Bússola pasilalínica-simpática
A bússola pasilalínica-simpática (em francês: Boussole pasilalinique sympathique; "pasilalínico" significando "conversa ou linguagem universal";[2] do grego pas, "todo", e lalia, "conversa"), também conhecida como telégrafo de caracol,[1][3] foi um dispositivo construído para testar a hipótese de que os caracóis criavam um vínculo telepático permanente quando acasalam.[4] O dispositivo foi desenvolvido pelo ocultista francês Jacques-Toussaint Benoît (de l'Hérault), com a suposta assistência de um colega americano, Monsieur Biat-Chrétien na década de 1850.[5]
A hipótese
[editar | editar código-fonte]Benoit afirmou que quando os caracóis acasalam,[6] um "fluido escargôtico" etérico formaria um elo telepático permanente entre eles. Este fluido constituiria um fio invisível que mantém os caracóis em “comunicação simpática” através do uso de magnetismo animal, semelhante a uma corrente elétrica pulsando ao longo dele.[7] Eles alegaram que esse método funcionaria instantaneamente, sem fio, a qualquer distância e seria mais confiável do que um telégrafo.[8][9]

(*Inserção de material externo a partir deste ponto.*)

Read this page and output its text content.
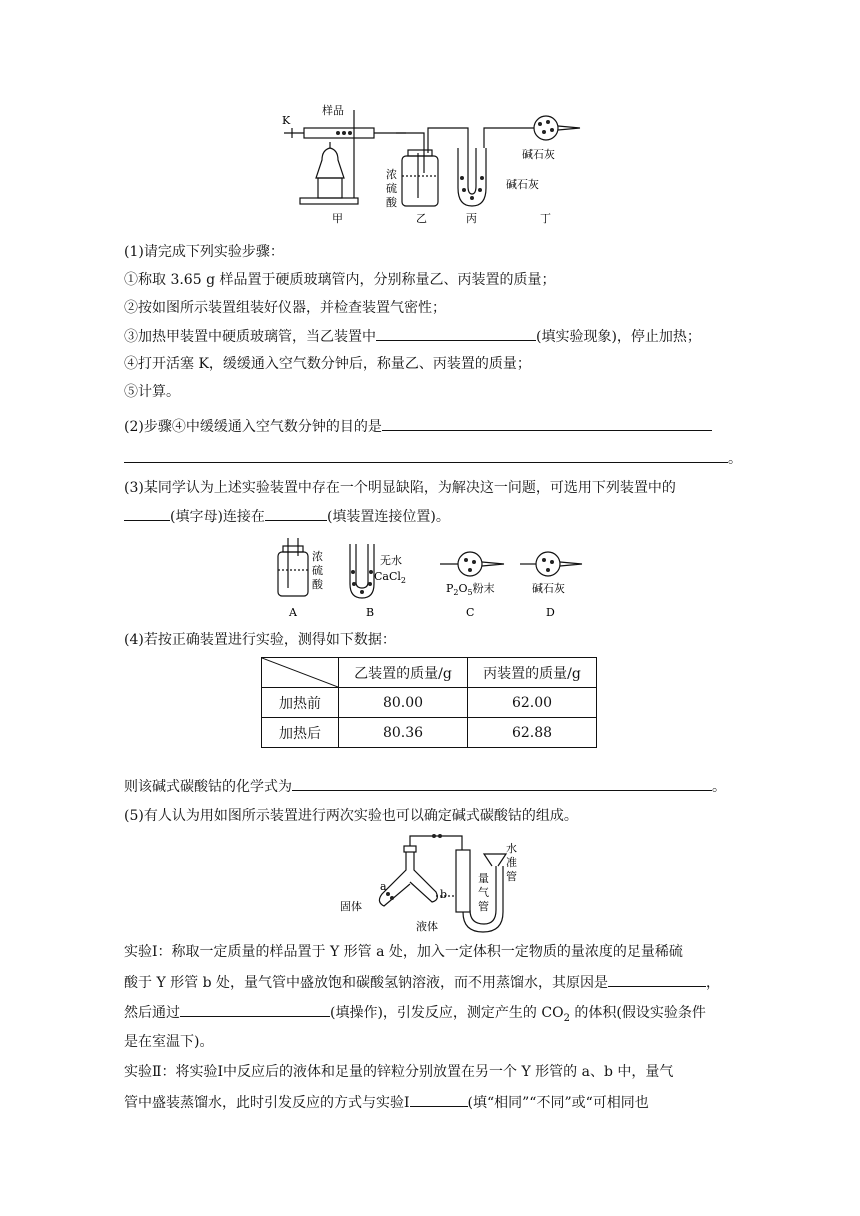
K
样品
浓
硫
酸
碱石灰
碱石灰
甲	乙	丙	丁
(1)请完成下列实验步骤：
①称取 3.65 g 样品置于硬质玻璃管内，分别称量乙、丙装置的质量；
②按如图所示装置组装好仪器，并检查装置气密性；
③加热甲装置中硬质玻璃管，当乙装置中	(填实验现象)，停止加热；
④打开活塞 K，缓缓通入空气数分钟后，称量乙、丙装置的质量；
⑤计算。
(2)步骤④中缓缓通入空气数分钟的目的是
。
(3)某同学认为上述实验装置中存在一个明显缺陷，为解决这一问题，可选用下列装置中的
(填字母)连接在	(填装置连接位置)。
浓
硫
酸
无水
CaCl$_2$
$P_2O_5$粉末	碱石灰
A	B	C	D
(4)若按正确装置进行实验，测得如下数据：
	乙装置的质量/g	丙装置的质量/g
加热前	80.00	62.00
加热后	80.36	62.88
则该碱式碳酸钴的化学式为	。
(5)有人认为用如图所示装置进行两次实验也可以确定碱式碳酸钴的组成。
a
b
固体
液体
水
准
管
量
气
管
实验Ⅰ：称取一定质量的样品置于 Y 形管 a 处，加入一定体积一定物质的量浓度的足量稀硫
酸于 Y 形管 b 处，量气管中盛放饱和碳酸氢钠溶液，而不用蒸馏水，其原因是	，
然后通过	(填操作)，引发反应，测定产生的 $CO_2$ 的体积(假设实验条件
是在室温下)。
实验Ⅱ：将实验Ⅰ中反应后的液体和足量的锌粒分别放置在另一个 Y 形管的 a、b 中，量气
管中盛装蒸馏水，此时引发反应的方式与实验Ⅰ	(填“相同”“不同”或“可相同也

Esta não foi a primeira tentativa de criar uma forma de comunicação simpática. Há histórias de rosacruzes cortando pedaços da carne de seus braços e transplantando-os para outra pessoa, com o alfabeto tatuado na pele. Ao usar uma agulha magnetizada para furar as letras que desejavam comunicar, esperavam que a telepatia seria alcançada. Foi com base nessas histórias que Benoit construiu sua teoria.[10][9] William Brooke O'Shaughnessy foi um telegrafista proeminente que fez experiências com o uso de pele humana para enviar e receber mensagens.[9]
O aparelho
[editar | editar código-fonte]Benoit não tinha capital financeiro suficiente para construir seu projeto. Benoit convenceu Hippolyte Triat, gerente de um ginásio de Paris, a lhe dar alojamento e uma mesada, tendo-lhe ensinado a importância de sua descoberta. Depois de um ano, a paciência de Triat acabou e ele exigiu ver um modelo funcional.[11]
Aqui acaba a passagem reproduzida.